Les mauvais payeurs coûtent cher à Hydro-Québec, mais l'entreprise recouvre ces coûts de façon exagérée, ce qui pénalise l'ensemble de sa clientèle.

C'est ce que soutiennent les associations de consommateurs devant la Régie de l'énergie, qui a commencé vendredi l'examen public de la demande tarifaire d'Hydro-Québec pour 2016.

Hydro a déposé vendredi une requête revue à la baisse par rapport à la demande de 1,9% qu'elle avait soumise en juillet dernier, soit 1,7% pour le secteur résidentiel.

Même moindre, cette hausse est encore trop élevée, soutient Marc-Olivier Moisan-Plante, le spécialiste en énergie de l'Union des consommateurs.

Une des raisons, c'est que certains coûts qui servent à justifier les hausses de tarifs sont surévalués, explique-t-il. C'est le cas des mauvaises créances, dont le coût est récupéré par Hydro en partie à même le fonds de roulement qu'elle maintient, et aussi par les frais d'administration de 14,4% qui s'appliquent aux factures payées en retard.

Le fonds de roulement maintenu par Hydro a un coût, soit un taux d'intérêt de 7,04% qui se répercute directement sur les tarifs et est payé par tous les clients. Les frais d'administration de 14,4% sont payés uniquement par ceux qui ne paient pas leur facture à temps.

Les clients qui paient à temps paient aussi pour ceux qui sont en retard, à même le tarif d'électricité. Ceux qui paient en retard paient doublement, par leur tarif et par les frais d'administration qui leur sont imposés.

Double compensation

C'est ce qui s'appelle une double compensation en langage réglementaire. Et Hydro-Québec récupère beaucoup d'argent dans le processus, soit 7,04% pour son fonds de roulement et 14,4% sur les factures en retard, pour un total de 21,44%.

«Loin d'être nécessaires afin de combler un manque à gagner, les frais d'administration génèrent plutôt des rendements exorbitants sur les sommes immobilisées, et deviennent une activité dont la rentabilité ferait l'envie de plusieurs», plaide l'Union des consommateurs devant la Régie.

En fait, on peut même parler de triple compensation, selon Marc-Olivier Moisan-Plante. «La redevance d'abonnement de 40 cents par jour [12$ par mois par client] sert aussi à ça, récupérer les pertes sur mauvaises créances», explique-t-il.

La députée de Saint-Hyacinthe Chantal Soucy, ancienne employée d'Hydro-Québec, condamne aussi cette pratique.

Elle estime qu'étant donné qu'Hydro-Québec récupère le coût des mauvaises créances autrement, les frais de retard de 14,4% sur les factures impayées sont beaucoup trop élevés. «Ce taux est de 2,4% supérieur au taux d'intérêt de 6% de Revenu Québec sur les créances d'impôt impayées», souligne-t-elle.

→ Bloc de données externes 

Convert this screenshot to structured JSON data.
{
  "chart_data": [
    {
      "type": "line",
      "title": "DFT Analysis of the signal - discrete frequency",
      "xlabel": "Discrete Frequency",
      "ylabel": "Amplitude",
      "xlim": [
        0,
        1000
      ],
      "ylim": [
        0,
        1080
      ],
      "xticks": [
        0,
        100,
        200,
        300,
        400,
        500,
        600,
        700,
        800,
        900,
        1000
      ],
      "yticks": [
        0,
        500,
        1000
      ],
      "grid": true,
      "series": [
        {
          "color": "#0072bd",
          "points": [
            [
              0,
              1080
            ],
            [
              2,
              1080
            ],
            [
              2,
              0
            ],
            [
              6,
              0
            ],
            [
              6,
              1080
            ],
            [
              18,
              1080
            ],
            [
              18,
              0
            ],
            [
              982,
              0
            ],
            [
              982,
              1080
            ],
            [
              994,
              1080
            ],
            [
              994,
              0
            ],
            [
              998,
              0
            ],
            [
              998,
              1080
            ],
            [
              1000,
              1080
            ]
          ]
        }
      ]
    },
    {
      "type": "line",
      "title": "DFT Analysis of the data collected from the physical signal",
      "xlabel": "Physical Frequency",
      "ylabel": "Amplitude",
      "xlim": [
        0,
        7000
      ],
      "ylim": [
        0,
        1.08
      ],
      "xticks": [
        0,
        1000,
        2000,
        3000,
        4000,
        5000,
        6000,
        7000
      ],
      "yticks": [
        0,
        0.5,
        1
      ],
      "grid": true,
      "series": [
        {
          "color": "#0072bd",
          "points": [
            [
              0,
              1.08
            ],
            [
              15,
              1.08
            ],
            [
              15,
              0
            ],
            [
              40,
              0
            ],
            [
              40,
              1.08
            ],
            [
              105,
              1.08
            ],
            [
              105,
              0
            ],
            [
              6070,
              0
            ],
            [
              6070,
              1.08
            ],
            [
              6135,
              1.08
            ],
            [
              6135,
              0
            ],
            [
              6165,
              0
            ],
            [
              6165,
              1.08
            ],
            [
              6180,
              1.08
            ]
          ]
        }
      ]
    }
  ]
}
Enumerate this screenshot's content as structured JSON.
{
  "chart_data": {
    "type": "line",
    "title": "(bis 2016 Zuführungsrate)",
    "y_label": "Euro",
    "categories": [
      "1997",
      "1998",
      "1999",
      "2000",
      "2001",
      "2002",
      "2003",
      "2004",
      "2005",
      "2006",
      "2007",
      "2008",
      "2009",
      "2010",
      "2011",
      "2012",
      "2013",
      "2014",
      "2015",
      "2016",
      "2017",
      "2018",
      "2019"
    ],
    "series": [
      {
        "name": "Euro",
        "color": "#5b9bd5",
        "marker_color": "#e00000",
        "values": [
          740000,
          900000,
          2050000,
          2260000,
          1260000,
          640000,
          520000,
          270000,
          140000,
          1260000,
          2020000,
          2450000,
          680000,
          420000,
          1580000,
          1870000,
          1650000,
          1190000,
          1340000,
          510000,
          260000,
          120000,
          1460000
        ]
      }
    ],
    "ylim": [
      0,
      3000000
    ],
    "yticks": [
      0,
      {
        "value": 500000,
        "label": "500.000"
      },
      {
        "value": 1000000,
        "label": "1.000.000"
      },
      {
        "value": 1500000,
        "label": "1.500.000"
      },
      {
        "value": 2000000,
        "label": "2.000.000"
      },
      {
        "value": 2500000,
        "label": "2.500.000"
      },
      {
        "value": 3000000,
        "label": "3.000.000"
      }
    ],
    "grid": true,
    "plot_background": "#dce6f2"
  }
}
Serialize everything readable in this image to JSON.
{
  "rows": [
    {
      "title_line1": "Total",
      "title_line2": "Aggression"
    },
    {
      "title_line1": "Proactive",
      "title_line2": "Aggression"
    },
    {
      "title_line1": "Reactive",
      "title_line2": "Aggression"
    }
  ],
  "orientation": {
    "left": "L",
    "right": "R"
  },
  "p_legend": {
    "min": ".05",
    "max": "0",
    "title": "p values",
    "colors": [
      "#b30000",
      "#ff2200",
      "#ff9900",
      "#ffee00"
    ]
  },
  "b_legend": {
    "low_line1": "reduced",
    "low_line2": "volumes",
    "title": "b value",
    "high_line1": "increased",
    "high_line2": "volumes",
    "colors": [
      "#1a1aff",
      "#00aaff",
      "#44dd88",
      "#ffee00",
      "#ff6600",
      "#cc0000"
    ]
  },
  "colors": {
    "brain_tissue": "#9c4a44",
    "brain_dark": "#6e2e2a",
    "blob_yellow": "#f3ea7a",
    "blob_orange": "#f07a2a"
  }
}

Hydro-Québec conteste cette interprétation et nie qu'il y ait double compensation dans son traitement des comptes en souffrance.

Cette question de la double compensation prend toute son importance du fait que les mauvaises créances sont en forte augmentation chez Hydro-Québec.

Les augmentations de tarifs, de même que les deux derniers hivers très froids, ont fait exploser les factures d'électricité. Le montant total des mauvaises créances, qui était de 71,7 millions en 2011, passera à 103,8 millions en 2016, prévoit Hydro.

En 2014, 288 000 ménages, un nombre record, ont connu des difficultés de paiement et ont dû prendre une entente avec Hydro-Québec.